Joyce Du, Alesk Savic, Mario Carriere & Colleen Edwards, CSI Global Education
Is there universal advice regarding the implementation of DITA? Is there a migration guidebook so thorough it will ensure success? Of course not! Each organization is different, operating in its own mission, goals, and competitive environment.
At Moody’s Analytics, the mission of the Financial Services Training and Certification (FSTC) group is to develop educational material for financial professionals at all stages in their careers. Developing learning content is central to our daily activity. While there is no universal advice we can provide, we have learned a great deal while migrating to DITA at our organization. We want to share with you what has helped us to move forward in our journey.
In a nutshell:
- Don’t bite off more than you can chew
- Tap into your organization’s implicit knowledge
- Have a formal retrieval strategy
Don’t Bite Off More Than You Can Chew
When planning a migration, it’s tempting to do everything at once and convert all of your legacy content into beautifully structured DITA components. However, in our case, with hundreds of courses and thousands of learning objects, that would take years. We needed to change our definition of what a successful migration might look like.
Instead of undertaking the task of converting all of our legacy content, we prioritized our content into two groups: legacy material that can be stored in our CMS “as is” and high value content that will be broken into DITA components.
For legacy material, our approach is to create a single, standalone object for each course and to wrap that object in a DITA wrapper. The content of that standalone object consists of unstructured, non-DITA components. The DITA wrapper allows us to publish our legacy content through our publishing engine and deploy in the same way we would with DITA-based course content.
This approach makes the scope of our migration much more manageable. We are not wasting time unnecessarily restructuring legacy content that we won’t ever repurpose or reuse and can focus our efforts on our library of reusable learning content.
Tap Into Your Organization’s Implicit Knowledge
Creating a usable library of structured content from a vast repository of unstructured material is a daunting task, but not impossible. Our subject matter experts (SMEs) know a great deal about what content appears in multiple locations, what content is unique, and what content is frequently changed. Tapping into the knowledge that our SME network has about the structure of our content repository is an essential piece of the puzzle.
Here’s an example of how we approached this challenge. We began by locating a topic that appears in seven different courses. We pulled those topics out of each of the seven courses and put them side by side to compare them. The similarities allowed us to determine the generic content model that governs all of these topics. And our SMEs helped us to understand whether the differences mattered or not.
In some cases, the differences tell us about the conditional properties that we might need to manage. For example, the topic of Spousal RRSPs (registered retirement accounts in Canada) appeared in several of our courses, but went into different levels of detail for an introductory student versus a wealth manager. In this example, the differences are relevant. But in other cases, the differences are actually unimportant and are just a product of having written a topic seven times.
Coming up with a single reusable topic usually involves combining pieces of several different topics and rewriting segments to fit into your DITA framework. For us to do this in an efficient way, we needed to make the implicit knowledge of our organization explicit.
Have a Formal Retrieval Strategy
This SME-driven process of constructing reusable topics has helped us to consolidate our metadata strategy. Our DITA-based CMS features conditional publishing, but what are these conditions, exactly? Again, turning a critical eye to the differences in similar topics helped us to clarify this problem.
For example, let’s look at the topic of RRSPs. In one topic, we see that beneficiaries of RRSPs can be named directly on the RRSP application. In another, however, we see that beneficiaries must be named in a will. In both examples, RRSPs can have beneficiaries, but there is clearly a difference in how they are declared. The difference is based on location: in Quebec, a will must be used, but in all other provinces, it is sufficient to name the beneficiary with the financial institution. Geographic differences are therefore critical to our metadata strategy.
But as we said before, there is no universal guidebook: while geographic differences are critical for us, they may not be critical for all organizations. It is essential to approach the task of understanding your content with an open mind.

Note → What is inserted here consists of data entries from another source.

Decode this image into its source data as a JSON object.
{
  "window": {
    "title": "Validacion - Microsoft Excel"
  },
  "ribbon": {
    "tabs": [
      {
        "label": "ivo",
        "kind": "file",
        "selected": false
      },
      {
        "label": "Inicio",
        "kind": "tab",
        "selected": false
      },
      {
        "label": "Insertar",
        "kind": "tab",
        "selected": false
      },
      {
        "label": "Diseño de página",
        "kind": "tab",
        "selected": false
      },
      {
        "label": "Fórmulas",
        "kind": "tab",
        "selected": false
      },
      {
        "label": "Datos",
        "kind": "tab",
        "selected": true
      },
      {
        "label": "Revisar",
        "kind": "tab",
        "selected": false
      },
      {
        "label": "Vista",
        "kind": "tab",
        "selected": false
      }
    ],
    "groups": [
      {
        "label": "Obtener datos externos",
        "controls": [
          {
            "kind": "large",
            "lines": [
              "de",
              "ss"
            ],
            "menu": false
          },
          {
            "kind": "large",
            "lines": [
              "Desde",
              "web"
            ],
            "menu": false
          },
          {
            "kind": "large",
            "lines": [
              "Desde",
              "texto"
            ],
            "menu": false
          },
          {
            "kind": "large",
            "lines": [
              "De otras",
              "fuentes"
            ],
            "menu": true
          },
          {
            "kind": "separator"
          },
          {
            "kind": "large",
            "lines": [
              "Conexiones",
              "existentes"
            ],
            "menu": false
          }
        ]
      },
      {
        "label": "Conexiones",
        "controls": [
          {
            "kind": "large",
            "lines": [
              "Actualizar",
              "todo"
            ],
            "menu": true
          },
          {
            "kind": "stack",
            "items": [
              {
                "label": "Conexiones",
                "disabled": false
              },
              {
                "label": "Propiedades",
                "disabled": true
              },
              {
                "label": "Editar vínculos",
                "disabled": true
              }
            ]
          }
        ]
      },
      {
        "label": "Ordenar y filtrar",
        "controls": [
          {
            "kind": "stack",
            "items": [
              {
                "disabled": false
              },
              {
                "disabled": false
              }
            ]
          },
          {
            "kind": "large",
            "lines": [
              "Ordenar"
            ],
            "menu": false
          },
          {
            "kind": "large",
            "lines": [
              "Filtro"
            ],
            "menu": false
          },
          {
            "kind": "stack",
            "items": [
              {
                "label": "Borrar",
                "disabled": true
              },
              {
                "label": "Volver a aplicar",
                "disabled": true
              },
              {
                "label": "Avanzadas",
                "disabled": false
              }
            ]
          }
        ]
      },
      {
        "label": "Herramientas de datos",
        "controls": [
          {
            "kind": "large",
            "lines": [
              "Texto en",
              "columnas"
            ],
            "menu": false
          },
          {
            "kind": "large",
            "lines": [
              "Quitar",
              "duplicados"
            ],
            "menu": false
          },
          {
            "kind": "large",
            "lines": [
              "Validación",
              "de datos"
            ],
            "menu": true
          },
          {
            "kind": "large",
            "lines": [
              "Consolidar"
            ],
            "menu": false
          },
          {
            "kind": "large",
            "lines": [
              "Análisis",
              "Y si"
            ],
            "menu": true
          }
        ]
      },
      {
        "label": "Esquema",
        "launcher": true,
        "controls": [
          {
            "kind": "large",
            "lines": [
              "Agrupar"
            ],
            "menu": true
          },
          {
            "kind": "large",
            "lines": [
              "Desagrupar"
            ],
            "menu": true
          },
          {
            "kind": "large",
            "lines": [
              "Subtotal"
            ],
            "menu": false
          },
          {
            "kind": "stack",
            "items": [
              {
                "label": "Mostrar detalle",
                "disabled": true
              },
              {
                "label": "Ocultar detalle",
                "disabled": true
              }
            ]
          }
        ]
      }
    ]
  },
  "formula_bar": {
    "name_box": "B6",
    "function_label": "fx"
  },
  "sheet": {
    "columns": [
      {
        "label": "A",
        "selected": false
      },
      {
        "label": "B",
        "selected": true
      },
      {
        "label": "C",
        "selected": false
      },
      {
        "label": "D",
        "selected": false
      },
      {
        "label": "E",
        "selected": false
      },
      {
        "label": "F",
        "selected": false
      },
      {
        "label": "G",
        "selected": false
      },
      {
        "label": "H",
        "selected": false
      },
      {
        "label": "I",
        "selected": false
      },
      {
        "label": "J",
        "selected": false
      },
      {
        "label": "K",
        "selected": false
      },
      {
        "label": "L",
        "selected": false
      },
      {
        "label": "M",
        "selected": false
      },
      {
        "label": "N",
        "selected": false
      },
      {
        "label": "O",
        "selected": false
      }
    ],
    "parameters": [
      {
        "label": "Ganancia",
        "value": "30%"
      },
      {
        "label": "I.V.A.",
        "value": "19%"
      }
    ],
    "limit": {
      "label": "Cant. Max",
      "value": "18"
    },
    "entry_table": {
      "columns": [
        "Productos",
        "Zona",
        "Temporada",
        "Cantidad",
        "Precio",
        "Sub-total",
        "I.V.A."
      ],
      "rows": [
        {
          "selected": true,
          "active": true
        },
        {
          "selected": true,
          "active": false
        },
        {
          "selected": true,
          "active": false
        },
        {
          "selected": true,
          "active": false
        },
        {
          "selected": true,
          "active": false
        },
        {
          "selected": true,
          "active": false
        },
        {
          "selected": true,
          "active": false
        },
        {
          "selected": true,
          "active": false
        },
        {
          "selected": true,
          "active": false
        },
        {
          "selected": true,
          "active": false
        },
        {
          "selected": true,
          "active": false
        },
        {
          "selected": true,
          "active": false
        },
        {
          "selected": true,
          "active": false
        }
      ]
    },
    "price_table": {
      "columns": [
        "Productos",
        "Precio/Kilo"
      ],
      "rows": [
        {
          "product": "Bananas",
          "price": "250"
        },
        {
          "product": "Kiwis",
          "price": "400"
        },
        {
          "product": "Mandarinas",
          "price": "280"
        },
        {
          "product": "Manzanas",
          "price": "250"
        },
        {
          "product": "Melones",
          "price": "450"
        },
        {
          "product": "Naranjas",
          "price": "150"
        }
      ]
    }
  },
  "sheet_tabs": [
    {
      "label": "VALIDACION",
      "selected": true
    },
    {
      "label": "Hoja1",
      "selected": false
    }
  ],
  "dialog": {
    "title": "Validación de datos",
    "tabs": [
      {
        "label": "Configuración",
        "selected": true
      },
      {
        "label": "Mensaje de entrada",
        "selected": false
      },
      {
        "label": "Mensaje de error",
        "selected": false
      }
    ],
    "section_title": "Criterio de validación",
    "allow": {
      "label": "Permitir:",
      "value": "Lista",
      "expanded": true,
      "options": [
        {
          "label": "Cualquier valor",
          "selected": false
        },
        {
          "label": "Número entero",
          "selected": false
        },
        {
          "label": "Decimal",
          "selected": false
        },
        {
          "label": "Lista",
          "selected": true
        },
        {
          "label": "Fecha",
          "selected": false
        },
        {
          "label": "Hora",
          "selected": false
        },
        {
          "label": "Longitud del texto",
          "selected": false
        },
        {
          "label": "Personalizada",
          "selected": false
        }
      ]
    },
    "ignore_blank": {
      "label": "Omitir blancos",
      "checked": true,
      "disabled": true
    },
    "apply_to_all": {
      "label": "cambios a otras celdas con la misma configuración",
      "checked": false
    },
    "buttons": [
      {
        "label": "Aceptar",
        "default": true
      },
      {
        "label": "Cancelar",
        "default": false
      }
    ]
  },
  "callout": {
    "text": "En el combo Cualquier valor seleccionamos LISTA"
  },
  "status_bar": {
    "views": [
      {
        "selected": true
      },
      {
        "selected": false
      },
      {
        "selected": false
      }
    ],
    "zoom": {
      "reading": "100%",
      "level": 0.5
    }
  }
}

We started with the IEEE Learning Object Metadata (LOM) standard, but the process of evaluating our content is helping us to narrow down the standard to metadata sufficient for our use, reflecting the real way we identify, classify, and search for information.
In addition to a metadata strategy, we have also developed a rigorous file naming convention and file and folder structure standards prior to migration.
We are proponents of an iterative approach: build a retrieval strategy, migrate a few courses, test the strategy, and then use the results of the test to refine the retrieval strategy.
For us, migrating content to DITA is a strategic move. It will enable us to grow more rapidly. We approach the development using a holistic vision, knowing that the new production processes will change how people work together. Given the scope of work, we use an incremental approach that allows us to reap the benefits as soon as possible.
Some of the approach described here was adopted after a period of trial and error. We are currently in the process of migrating and will learn other lessons while performing the work.